An open API service indexing awesome lists of open source software.

https://github.com/scrapy-plugins/scrapy-feedexporter-google-sheets


https://github.com/scrapy-plugins/scrapy-feedexporter-google-sheets

Last synced: 16 days ago
JSON representation

Awesome Lists containing this project

README

          

# GoogleSheets Exporter for Scrapy
[Scrapy feed export storage backend](https://doc.scrapy.org/en/latest/topics/feed-exports.html#storage-backends) for GoogleSheets.

## Requirements
- Python 3.8+

## Installation
Install the Google Sheets Exporter for Scrapy via pip:

```bash
pip install git+https://github.com/scrapy-plugins/scrapy-feedexporter-google-sheets
```

## Usage

Follow these steps to use the Google Sheets Exporter with Scrapy:

* Add this storage backend to the Scrapy settings [FEED_STORAGES](https://docs.scrapy.org/en/latest/topics/feed-exports.html#std-setting-FEED_STORAGES) dict, as follows:

```python
# settings.py
FEED_STORAGES = {'gsheets': 'scrapy_google_sheets_exporter.gsheets_exporter.GoogleSheetsFeedStorage'}
```

* Configure [authentication](https://developers.google.com/identity/protocols/oauth2/service-account) by providing Google service account credentials as a dictionary in the Scrapy settings `GOOGLE_CREDENTIALS`.

For example:
```python
# settings.py
GOOGLE_CREDENTIALS = {
"type": "service_account",
"project_id": "project_id here",
"private_key_id": "private_key_id here",
"private_key": "private_key here",
"client_email": "client@email.iam.gserviceaccount.com",
"client_id": "client_id here",
"auth_uri": "auth_uri here",
"token_uri": "token_uri here",
"auth_provider_x509_cert_url": "auth_provider_x509_cert_url here",
"client_x509_cert_url": "client_x509_cert_url here"
}
```
* Share the Google Sheet file with the service account's email (available in GOOGLE_CREDENTIALS as `client_email`) and give it `Editor` access.

* Configure the Scrapy settings [FEEDS](https://docs.scrapy.org/en/latest/topics/feed-exports.html#feeds) by passing the Google Sheet file URI where the feed should be exported.

For example:
```python
# settings.py
FEEDS = {
"gsheets://docs.google.com/spreadsheets/d/{spreadsheet_key}/edit#gid={worksheet_id}": {
"format": "csv", # mandatory
"overwrite": True
}
}
```
- You can get the `spreadsheet_key` and `worksheet_id` from the URL of the shared Google Sheet file
- e.g: `https://docs.google.com/spreadsheets/d/1fWJgq5yuOdeN3YnkBZiTD0VhB1MLzBNomz0s9YwBREo/edit#gid=1261678709`
- IMPORTANT: If the worksheet id is not provided (i.e.: there is no `/edit#gid={worksheet_id}` in the end of the URL), this exporter will export data to the **first worksheet** as default.

## [Feed Options](https://docs.scrapy.org/en/latest/topics/feed-exports.html#feed-options)
- This feed exporter only supports `csv` format.
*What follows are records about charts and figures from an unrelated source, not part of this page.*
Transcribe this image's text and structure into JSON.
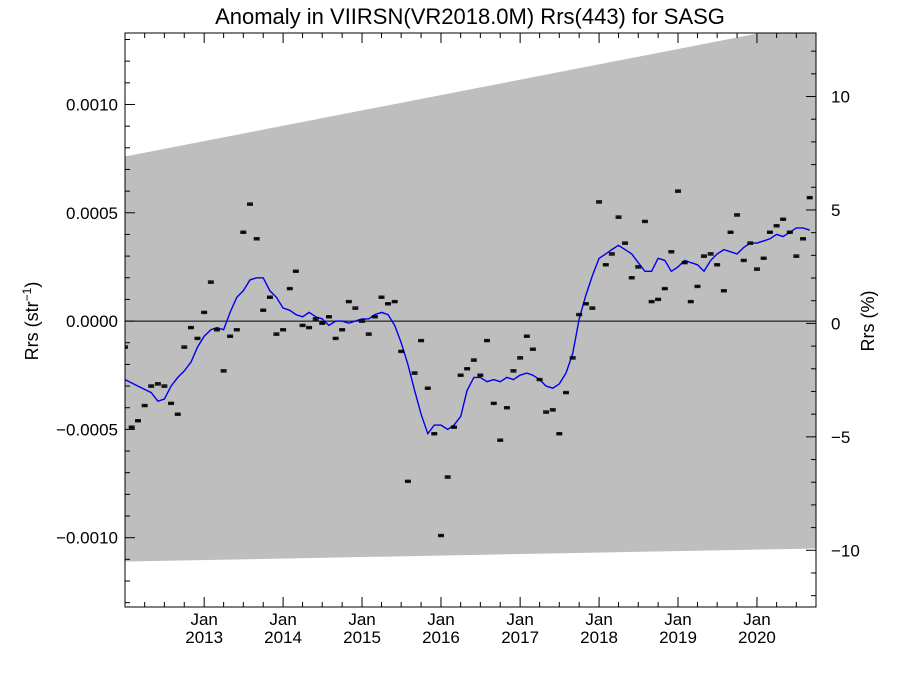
{
  "chart_data": {
    "type": "scatter",
    "title": "Anomaly in VIIRSN(VR2018.0M) Rrs(443) for SASG",
    "ylabel_left": "Rrs (str⁻¹)",
    "ylabel_left_parts": {
      "base": "Rrs (str",
      "sup": "−1",
      "close": ")"
    },
    "ylabel_right": "Rrs (%)",
    "xlim": [
      "2012-01-01",
      "2020-09-30"
    ],
    "ylim_left": [
      -0.00132,
      0.00133
    ],
    "ylim_right": [
      -12.5,
      12.8
    ],
    "left_ticks": [
      {
        "value": 0.001,
        "label": "0.0010"
      },
      {
        "value": 0.0005,
        "label": "0.0005"
      },
      {
        "value": 0.0,
        "label": "0.0000"
      },
      {
        "value": -0.0005,
        "label": "−0.0005"
      },
      {
        "value": -0.001,
        "label": "−0.0010"
      }
    ],
    "right_ticks": [
      {
        "value": 10,
        "label": "10"
      },
      {
        "value": 5,
        "label": "5"
      },
      {
        "value": 0,
        "label": "0"
      },
      {
        "value": -5,
        "label": "−5"
      },
      {
        "value": -10,
        "label": "−10"
      }
    ],
    "x_ticks": [
      {
        "date": "2013-01-01",
        "month": "Jan",
        "year": "2013"
      },
      {
        "date": "2014-01-01",
        "month": "Jan",
        "year": "2014"
      },
      {
        "date": "2015-01-01",
        "month": "Jan",
        "year": "2015"
      },
      {
        "date": "2016-01-01",
        "month": "Jan",
        "year": "2016"
      },
      {
        "date": "2017-01-01",
        "month": "Jan",
        "year": "2017"
      },
      {
        "date": "2018-01-01",
        "month": "Jan",
        "year": "2018"
      },
      {
        "date": "2019-01-01",
        "month": "Jan",
        "year": "2019"
      },
      {
        "date": "2020-01-01",
        "month": "Jan",
        "year": "2020"
      }
    ],
    "zero_line": 0.0,
    "uncertainty_band": {
      "color": "#bebebe",
      "upper": [
        {
          "date": "2012-01-01",
          "value": 0.00076
        },
        {
          "date": "2020-09-30",
          "value": 0.00138
        }
      ],
      "lower": [
        {
          "date": "2012-01-01",
          "value": -0.00111
        },
        {
          "date": "2020-09-30",
          "value": -0.00105
        }
      ]
    },
    "series": [
      {
        "style": "points",
        "color": "#000000",
        "error_bar": 6e-06,
        "points": [
          {
            "x": "2012-01-01",
            "y": -0.00012
          },
          {
            "x": "2012-02-01",
            "y": -0.00049
          },
          {
            "x": "2012-03-01",
            "y": -0.00046
          },
          {
            "x": "2012-04-01",
            "y": -0.00039
          },
          {
            "x": "2012-05-01",
            "y": -0.0003
          },
          {
            "x": "2012-06-01",
            "y": -0.00029
          },
          {
            "x": "2012-07-01",
            "y": -0.0003
          },
          {
            "x": "2012-08-01",
            "y": -0.00038
          },
          {
            "x": "2012-09-01",
            "y": -0.00043
          },
          {
            "x": "2012-10-01",
            "y": -0.00012
          },
          {
            "x": "2012-11-01",
            "y": -3e-05
          },
          {
            "x": "2012-12-01",
            "y": -8e-05
          },
          {
            "x": "2013-01-01",
            "y": 4e-05
          },
          {
            "x": "2013-02-01",
            "y": 0.00018
          },
          {
            "x": "2013-03-01",
            "y": -4e-05
          },
          {
            "x": "2013-04-01",
            "y": -0.00023
          },
          {
            "x": "2013-05-01",
            "y": -7e-05
          },
          {
            "x": "2013-06-01",
            "y": -4e-05
          },
          {
            "x": "2013-07-01",
            "y": 0.00041
          },
          {
            "x": "2013-08-01",
            "y": 0.00054
          },
          {
            "x": "2013-09-01",
            "y": 0.00038
          },
          {
            "x": "2013-10-01",
            "y": 5e-05
          },
          {
            "x": "2013-11-01",
            "y": 0.00011
          },
          {
            "x": "2013-12-01",
            "y": -6e-05
          },
          {
            "x": "2014-01-01",
            "y": -4e-05
          },
          {
            "x": "2014-02-01",
            "y": 0.00015
          },
          {
            "x": "2014-03-01",
            "y": 0.00023
          },
          {
            "x": "2014-04-01",
            "y": -2e-05
          },
          {
            "x": "2014-05-01",
            "y": -3e-05
          },
          {
            "x": "2014-06-01",
            "y": 1e-05
          },
          {
            "x": "2014-07-01",
            "y": -1e-05
          },
          {
            "x": "2014-08-01",
            "y": 2e-05
          },
          {
            "x": "2014-09-01",
            "y": -8e-05
          },
          {
            "x": "2014-10-01",
            "y": -4e-05
          },
          {
            "x": "2014-11-01",
            "y": 9e-05
          },
          {
            "x": "2014-12-01",
            "y": 6e-05
          },
          {
            "x": "2015-01-01",
            "y": 0.0
          },
          {
            "x": "2015-02-01",
            "y": -6e-05
          },
          {
            "x": "2015-03-01",
            "y": 2e-05
          },
          {
            "x": "2015-04-01",
            "y": 0.00011
          },
          {
            "x": "2015-05-01",
            "y": 8e-05
          },
          {
            "x": "2015-06-01",
            "y": 9e-05
          },
          {
            "x": "2015-07-01",
            "y": -0.00014
          },
          {
            "x": "2015-08-01",
            "y": -0.00074
          },
          {
            "x": "2015-09-01",
            "y": -0.00024
          },
          {
            "x": "2015-10-01",
            "y": -9e-05
          },
          {
            "x": "2015-11-01",
            "y": -0.00031
          },
          {
            "x": "2015-12-01",
            "y": -0.00052
          },
          {
            "x": "2016-01-01",
            "y": -0.00099
          },
          {
            "x": "2016-02-01",
            "y": -0.00072
          },
          {
            "x": "2016-03-01",
            "y": -0.00049
          },
          {
            "x": "2016-04-01",
            "y": -0.00025
          },
          {
            "x": "2016-05-01",
            "y": -0.00022
          },
          {
            "x": "2016-06-01",
            "y": -0.00018
          },
          {
            "x": "2016-07-01",
            "y": -0.00025
          },
          {
            "x": "2016-08-01",
            "y": -9e-05
          },
          {
            "x": "2016-09-01",
            "y": -0.00038
          },
          {
            "x": "2016-10-01",
            "y": -0.00055
          },
          {
            "x": "2016-11-01",
            "y": -0.0004
          },
          {
            "x": "2016-12-01",
            "y": -0.00023
          },
          {
            "x": "2017-01-01",
            "y": -0.00017
          },
          {
            "x": "2017-02-01",
            "y": -7e-05
          },
          {
            "x": "2017-03-01",
            "y": -0.00013
          },
          {
            "x": "2017-04-01",
            "y": -0.00027
          },
          {
            "x": "2017-05-01",
            "y": -0.00042
          },
          {
            "x": "2017-06-01",
            "y": -0.00041
          },
          {
            "x": "2017-07-01",
            "y": -0.00052
          },
          {
            "x": "2017-08-01",
            "y": -0.00033
          },
          {
            "x": "2017-09-01",
            "y": -0.00017
          },
          {
            "x": "2017-10-01",
            "y": 3e-05
          },
          {
            "x": "2017-11-01",
            "y": 8e-05
          },
          {
            "x": "2017-12-01",
            "y": 6e-05
          },
          {
            "x": "2018-01-01",
            "y": 0.00055
          },
          {
            "x": "2018-02-01",
            "y": 0.00026
          },
          {
            "x": "2018-03-01",
            "y": 0.00031
          },
          {
            "x": "2018-04-01",
            "y": 0.00048
          },
          {
            "x": "2018-05-01",
            "y": 0.00036
          },
          {
            "x": "2018-06-01",
            "y": 0.0002
          },
          {
            "x": "2018-07-01",
            "y": 0.00025
          },
          {
            "x": "2018-08-01",
            "y": 0.00046
          },
          {
            "x": "2018-09-01",
            "y": 9e-05
          },
          {
            "x": "2018-10-01",
            "y": 0.0001
          },
          {
            "x": "2018-11-01",
            "y": 0.00015
          },
          {
            "x": "2018-12-01",
            "y": 0.00032
          },
          {
            "x": "2019-01-01",
            "y": 0.0006
          },
          {
            "x": "2019-02-01",
            "y": 0.00027
          },
          {
            "x": "2019-03-01",
            "y": 9e-05
          },
          {
            "x": "2019-04-01",
            "y": 0.00016
          },
          {
            "x": "2019-05-01",
            "y": 0.0003
          },
          {
            "x": "2019-06-01",
            "y": 0.00031
          },
          {
            "x": "2019-07-01",
            "y": 0.00026
          },
          {
            "x": "2019-08-01",
            "y": 0.00014
          },
          {
            "x": "2019-09-01",
            "y": 0.00041
          },
          {
            "x": "2019-10-01",
            "y": 0.00049
          },
          {
            "x": "2019-11-01",
            "y": 0.00028
          },
          {
            "x": "2019-12-01",
            "y": 0.00036
          },
          {
            "x": "2020-01-01",
            "y": 0.00024
          },
          {
            "x": "2020-02-01",
            "y": 0.00029
          },
          {
            "x": "2020-03-01",
            "y": 0.00041
          },
          {
            "x": "2020-04-01",
            "y": 0.00044
          },
          {
            "x": "2020-05-01",
            "y": 0.00047
          },
          {
            "x": "2020-06-01",
            "y": 0.00041
          },
          {
            "x": "2020-07-01",
            "y": 0.0003
          },
          {
            "x": "2020-08-01",
            "y": 0.00038
          },
          {
            "x": "2020-09-01",
            "y": 0.00057
          }
        ]
      },
      {
        "style": "line",
        "color": "#0000ee",
        "points": [
          {
            "x": "2012-01-01",
            "y": -0.00027
          },
          {
            "x": "2012-03-01",
            "y": -0.0003
          },
          {
            "x": "2012-05-01",
            "y": -0.00033
          },
          {
            "x": "2012-06-01",
            "y": -0.00037
          },
          {
            "x": "2012-07-01",
            "y": -0.00036
          },
          {
            "x": "2012-08-01",
            "y": -0.0003
          },
          {
            "x": "2012-09-01",
            "y": -0.00026
          },
          {
            "x": "2012-10-01",
            "y": -0.00023
          },
          {
            "x": "2012-11-01",
            "y": -0.00019
          },
          {
            "x": "2012-12-01",
            "y": -0.00012
          },
          {
            "x": "2013-01-01",
            "y": -7e-05
          },
          {
            "x": "2013-02-01",
            "y": -4e-05
          },
          {
            "x": "2013-03-01",
            "y": -3e-05
          },
          {
            "x": "2013-04-01",
            "y": -4e-05
          },
          {
            "x": "2013-05-01",
            "y": 4e-05
          },
          {
            "x": "2013-06-01",
            "y": 0.00011
          },
          {
            "x": "2013-07-01",
            "y": 0.00014
          },
          {
            "x": "2013-08-01",
            "y": 0.00019
          },
          {
            "x": "2013-09-01",
            "y": 0.0002
          },
          {
            "x": "2013-10-01",
            "y": 0.0002
          },
          {
            "x": "2013-11-01",
            "y": 0.00014
          },
          {
            "x": "2013-12-01",
            "y": 0.00011
          },
          {
            "x": "2014-01-01",
            "y": 6e-05
          },
          {
            "x": "2014-02-01",
            "y": 5e-05
          },
          {
            "x": "2014-03-01",
            "y": 3e-05
          },
          {
            "x": "2014-04-01",
            "y": 2e-05
          },
          {
            "x": "2014-05-01",
            "y": 4e-05
          },
          {
            "x": "2014-06-01",
            "y": 2e-05
          },
          {
            "x": "2014-07-01",
            "y": 1e-05
          },
          {
            "x": "2014-08-01",
            "y": -2e-05
          },
          {
            "x": "2014-09-01",
            "y": 0.0
          },
          {
            "x": "2014-10-01",
            "y": 0.0
          },
          {
            "x": "2014-11-01",
            "y": -1e-05
          },
          {
            "x": "2014-12-01",
            "y": 0.0
          },
          {
            "x": "2015-01-01",
            "y": 1e-05
          },
          {
            "x": "2015-02-01",
            "y": 1e-05
          },
          {
            "x": "2015-03-01",
            "y": 3e-05
          },
          {
            "x": "2015-04-01",
            "y": 4e-05
          },
          {
            "x": "2015-05-01",
            "y": 3e-05
          },
          {
            "x": "2015-06-01",
            "y": -2e-05
          },
          {
            "x": "2015-07-01",
            "y": -0.0001
          },
          {
            "x": "2015-08-01",
            "y": -0.0002
          },
          {
            "x": "2015-09-01",
            "y": -0.00032
          },
          {
            "x": "2015-10-01",
            "y": -0.00043
          },
          {
            "x": "2015-11-01",
            "y": -0.00052
          },
          {
            "x": "2015-12-01",
            "y": -0.00048
          },
          {
            "x": "2016-01-01",
            "y": -0.00048
          },
          {
            "x": "2016-02-01",
            "y": -0.0005
          },
          {
            "x": "2016-03-01",
            "y": -0.00048
          },
          {
            "x": "2016-04-01",
            "y": -0.00044
          },
          {
            "x": "2016-05-01",
            "y": -0.00032
          },
          {
            "x": "2016-06-01",
            "y": -0.00026
          },
          {
            "x": "2016-07-01",
            "y": -0.00026
          },
          {
            "x": "2016-08-01",
            "y": -0.00028
          },
          {
            "x": "2016-09-01",
            "y": -0.00027
          },
          {
            "x": "2016-10-01",
            "y": -0.00028
          },
          {
            "x": "2016-11-01",
            "y": -0.00026
          },
          {
            "x": "2016-12-01",
            "y": -0.00027
          },
          {
            "x": "2017-01-01",
            "y": -0.00025
          },
          {
            "x": "2017-02-01",
            "y": -0.00024
          },
          {
            "x": "2017-03-01",
            "y": -0.00025
          },
          {
            "x": "2017-04-01",
            "y": -0.00027
          },
          {
            "x": "2017-05-01",
            "y": -0.0003
          },
          {
            "x": "2017-06-01",
            "y": -0.00031
          },
          {
            "x": "2017-07-01",
            "y": -0.00029
          },
          {
            "x": "2017-08-01",
            "y": -0.00024
          },
          {
            "x": "2017-09-01",
            "y": -0.00015
          },
          {
            "x": "2017-10-01",
            "y": 1e-05
          },
          {
            "x": "2017-11-01",
            "y": 0.00012
          },
          {
            "x": "2017-12-01",
            "y": 0.00021
          },
          {
            "x": "2018-01-01",
            "y": 0.00029
          },
          {
            "x": "2018-02-01",
            "y": 0.00031
          },
          {
            "x": "2018-03-01",
            "y": 0.00033
          },
          {
            "x": "2018-04-01",
            "y": 0.00035
          },
          {
            "x": "2018-05-01",
            "y": 0.00033
          },
          {
            "x": "2018-06-01",
            "y": 0.00031
          },
          {
            "x": "2018-07-01",
            "y": 0.00027
          },
          {
            "x": "2018-08-01",
            "y": 0.00023
          },
          {
            "x": "2018-09-01",
            "y": 0.00023
          },
          {
            "x": "2018-10-01",
            "y": 0.00029
          },
          {
            "x": "2018-11-01",
            "y": 0.00028
          },
          {
            "x": "2018-12-01",
            "y": 0.00023
          },
          {
            "x": "2019-01-01",
            "y": 0.00025
          },
          {
            "x": "2019-02-01",
            "y": 0.00028
          },
          {
            "x": "2019-03-01",
            "y": 0.00027
          },
          {
            "x": "2019-04-01",
            "y": 0.00026
          },
          {
            "x": "2019-05-01",
            "y": 0.00023
          },
          {
            "x": "2019-06-01",
            "y": 0.00028
          },
          {
            "x": "2019-07-01",
            "y": 0.00031
          },
          {
            "x": "2019-08-01",
            "y": 0.00033
          },
          {
            "x": "2019-09-01",
            "y": 0.00032
          },
          {
            "x": "2019-10-01",
            "y": 0.00031
          },
          {
            "x": "2019-11-01",
            "y": 0.00034
          },
          {
            "x": "2019-12-01",
            "y": 0.00036
          },
          {
            "x": "2020-01-01",
            "y": 0.00036
          },
          {
            "x": "2020-02-01",
            "y": 0.00037
          },
          {
            "x": "2020-03-01",
            "y": 0.00038
          },
          {
            "x": "2020-04-01",
            "y": 0.0004
          },
          {
            "x": "2020-05-01",
            "y": 0.00039
          },
          {
            "x": "2020-06-01",
            "y": 0.00041
          },
          {
            "x": "2020-07-01",
            "y": 0.00043
          },
          {
            "x": "2020-08-01",
            "y": 0.00043
          },
          {
            "x": "2020-09-01",
            "y": 0.00042
          }
        ]
      }
    ]
  }
}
This setting is mandatory, there is no fallback value.
- The `overwrite` feed option (default = False) determines whether data should be appended to the existing rows in the worksheet or overwrite the data in the worksheet completely, when set to True.
- If you are using this exporter in append mode (i.e., overwrite = False), please make sure that the fields to be exported match the data already present in the worksheet. This can be achieved by passing the feed option `fields` or configuring the [FEED_EXPORT_FIELDS](https://docs.scrapy.org/en/1.7/topics/feed-exports.html#std:setting-FEED_EXPORT_FIELDS) setting.
- If you prefer not to export the CSV headers to the worksheet (for example, when using the exporter in append mode), please include the following feed option:
-`"item_export_kwargs": {"include_headers_line": False}`
- This exporter does not support the `batch_item_count` feed option. Instead, please use `batch_size` (number of items in each batch) if you want to insert rows in batches into the spreadsheet. Please note that the batch will be capped at a size of 2 MB, in line with Google's recommendation.